It had taken three Guards to get the big lug into the squad car. The one who had clocked Brennan. He was sixteen, it turned out. Derek Mitchell sort of felt sorry for Brennan. Brennan, who should have known better, was going home with a thick lip. He might even be concussed someone said — but that was maybe Brennan already taking a dive with compo in mind. Using his head better now after getting clattered than before. Brennan, yeah, aiming for an easy way out. It was Brennan had told him the Guards were going to set up a station at the airport, that the APFS would be in the ha’penny place then.
The wind was rising. He zipped his jacket up higher. It took major work to push the button through the frigging buttonhole on his collar. His thumb hurt like hell from pushing the edge of the button. Bollocks: it was too tight now.
He rubbed his thumb hard against his forefinger and watched a plane make its approach over the Irish Sea. It just hung there. Stats: at any given moment a million people were flying up there. That was day and night too. Where’d he read that? He rolled the volume dial of his walkie-talkie over and back. Now, think about it: was he the only person in the world, the civilized world like, to think about how mad air travel was?

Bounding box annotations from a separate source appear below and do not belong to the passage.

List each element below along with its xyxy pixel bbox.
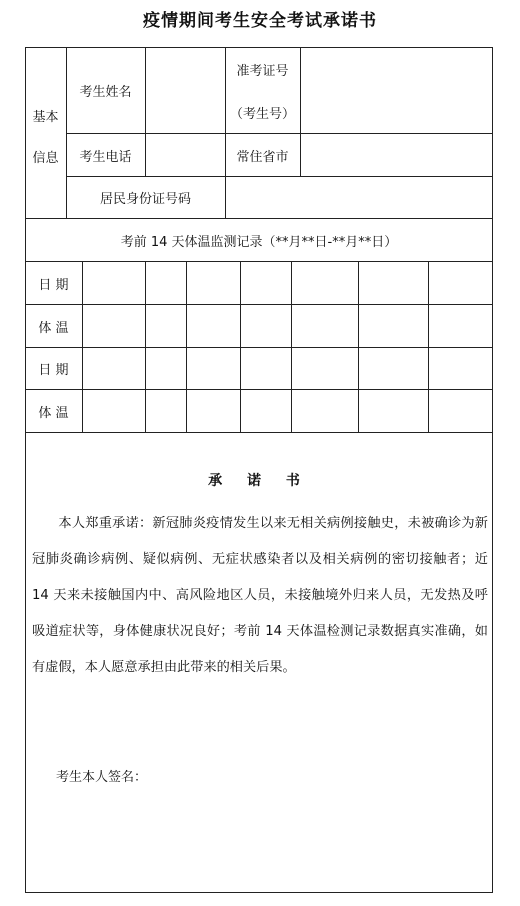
name-label: 考生姓名 — [79, 84, 132, 100]
province-field[interactable] — [301, 134, 492, 176]
row-divider — [25, 261, 493, 262]
col-divider — [358, 261, 359, 433]
section-label-basic: 基本 — [32, 109, 59, 125]
candidate-number-label: （考生号） — [229, 106, 295, 122]
admission-number-field[interactable] — [301, 48, 492, 132]
name-field[interactable] — [146, 48, 224, 132]
row-divider — [25, 389, 493, 390]
row-divider — [25, 432, 493, 433]
pledge-body: 本人郑重承诺：新冠肺炎疫情发生以来无相关病例接触史，未被确诊为新冠肺炎确诊病例、疑似病例、无症状感染者以及相关病例的密切接触者；近 14 天来未接触国内中、高风险地区人员，未接触境外归来人员，无发热及呼吸道症状等，身体健康状况良好；考前 14 天体温检测记录数据真实准确，如有虚假，本人愿意承担由此带来的相关后果。 — [32, 516, 488, 675]
phone-label: 考生电话 — [79, 149, 132, 165]
col-divider — [291, 261, 292, 433]
col-divider — [428, 261, 429, 433]
id-number-field[interactable] — [226, 177, 492, 218]
admission-number-label: 准考证号 — [236, 63, 289, 79]
date-row-label: 日 期 — [38, 277, 69, 293]
col-divider — [240, 261, 241, 433]
signature-field[interactable] — [150, 760, 350, 790]
col-divider — [82, 261, 83, 433]
col-divider — [186, 261, 187, 433]
temperature-record-header: 考前 14 天体温监测记录（**月**日-**月**日） — [120, 234, 398, 250]
pledge-title: 承 诺 书 — [208, 473, 310, 489]
province-label: 常住省市 — [236, 149, 289, 165]
temperature-row-label: 体 温 — [38, 405, 69, 421]
col-divider — [145, 261, 146, 433]
temperature-row-label: 体 温 — [38, 320, 69, 336]
id-number-label: 居民身份证号码 — [99, 192, 191, 207]
document-title: 疫情期间考生安全考试承诺书 — [143, 11, 377, 31]
date-row-label: 日 期 — [38, 363, 69, 378]
phone-field[interactable] — [146, 134, 224, 176]
signature-label: 考生本人签名： — [56, 770, 148, 785]
section-label-info: 信息 — [32, 150, 59, 166]
row-divider — [25, 347, 493, 348]
row-divider — [25, 304, 493, 305]
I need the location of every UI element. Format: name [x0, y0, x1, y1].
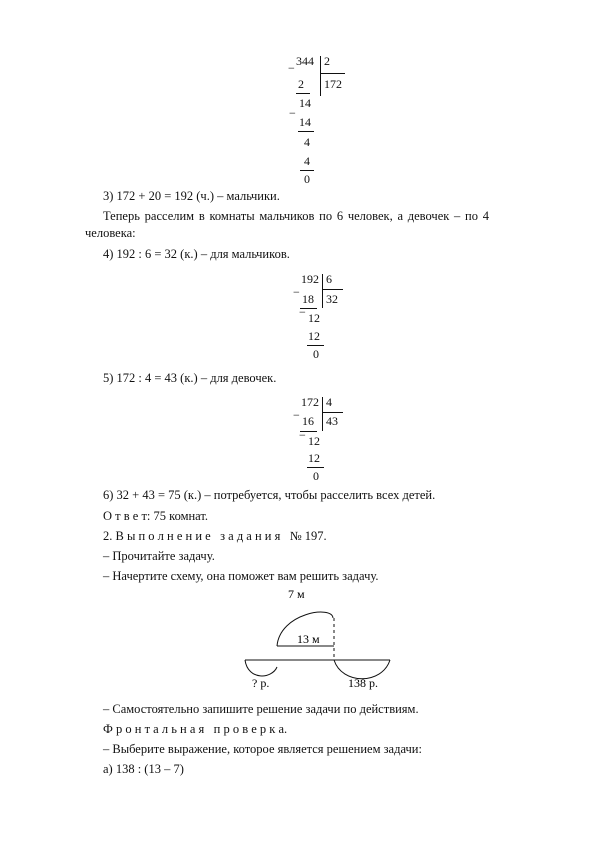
dividend: 344: [296, 54, 314, 68]
final-remainder: 0: [313, 347, 319, 361]
underline: [307, 467, 324, 468]
subtrahend: 2: [298, 77, 304, 91]
label-13m: 13 м: [297, 632, 320, 646]
underline: [307, 345, 324, 346]
remainder: 4: [304, 135, 310, 149]
quotient: 43: [326, 414, 338, 428]
frontal-check-heading: Ф р о н т а л ь н а я п р о в е р к а.: [103, 722, 288, 736]
segment-scheme: [230, 583, 410, 693]
label-138r: 138 р.: [348, 676, 378, 690]
subtrahend: 16: [302, 414, 314, 428]
division-bar: [320, 56, 321, 96]
label-7m: 7 м: [288, 587, 305, 601]
minus-sign: −: [288, 61, 295, 75]
minus-sign: −: [299, 428, 306, 442]
subtrahend: 14: [299, 115, 311, 129]
remainder: 12: [308, 434, 320, 448]
subtrahend: 12: [308, 451, 320, 465]
brace-left: [245, 660, 277, 676]
dividend: 172: [301, 395, 319, 409]
dividend: 192: [301, 272, 319, 286]
quotient: 32: [326, 292, 338, 306]
underline: [298, 131, 314, 132]
division-bar: [322, 274, 323, 308]
divisor: 2: [324, 54, 330, 68]
minus-sign: −: [289, 106, 296, 120]
step-3: 3) 172 + 20 = 192 (ч.) – мальчики.: [103, 189, 280, 203]
remainder: 14: [299, 96, 311, 110]
step-5: 5) 172 : 4 = 43 (к.) – для девочек.: [103, 371, 277, 385]
minus-sign: −: [293, 285, 300, 299]
instruction-choose: – Выберите выражение, которое является решением задачи:: [103, 742, 422, 756]
underline: [296, 93, 310, 94]
instruction-draw: – Начертите схему, она поможет вам решить задачу.: [103, 569, 379, 583]
final-remainder: 0: [304, 172, 310, 186]
step-6: 6) 32 + 43 = 75 (к.) – потребуется, чтобы расселить всех детей.: [103, 488, 436, 502]
divisor-underline: [321, 73, 345, 74]
minus-sign: −: [293, 408, 300, 422]
subtrahend: 18: [302, 292, 314, 306]
instruction-solve: – Самостоятельно запишите решение задачи по действиям.: [103, 702, 419, 716]
option-a: а) 138 : (13 – 7): [103, 762, 184, 776]
answer: О т в е т: 75 комнат.: [103, 509, 209, 523]
divisor-underline: [323, 412, 343, 413]
divisor: 6: [326, 272, 332, 286]
underline: [300, 170, 314, 171]
subtrahend: 12: [308, 329, 320, 343]
subtrahend: 4: [304, 154, 310, 168]
instruction-read: – Прочитайте задачу.: [103, 549, 215, 563]
quotient: 172: [324, 77, 342, 91]
divisor: 4: [326, 395, 332, 409]
section-heading: 2. В ы п о л н е н и е з а д а н и я № 197.: [103, 529, 327, 543]
paragraph-text: Теперь расселим в комнаты мальчиков по 6 человек, а девочек – по 4 человека:: [85, 209, 489, 240]
label-unknown-price: ? р.: [252, 676, 270, 690]
divisor-underline: [323, 289, 343, 290]
final-remainder: 0: [313, 469, 319, 483]
minus-sign: −: [299, 305, 306, 319]
step-4: 4) 192 : 6 = 32 (к.) – для мальчиков.: [103, 247, 290, 261]
remainder: 12: [308, 311, 320, 325]
division-bar: [322, 397, 323, 431]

All they were basically were metal tubes, for God’s sake, tons of weight, full of people getting fired through the air at five hundred miles an hour. Madness really. People reading the papers, having their dinners, watching films, sitting on toilets, sleeping — all five miles up there.
He turned and looked around the sky. There were dirty gray, rolling rain clouds to the west. It was getting colder. He eyed the canopy over by the fire depot. It’d be a quarter after seven before he’d log into the last checkpoint next to the decks for the drop-offs. They should give him a car or something, like for the dog patrols on the perimeter rounds had. A bike even! Ah it was exercise, wasn’t it.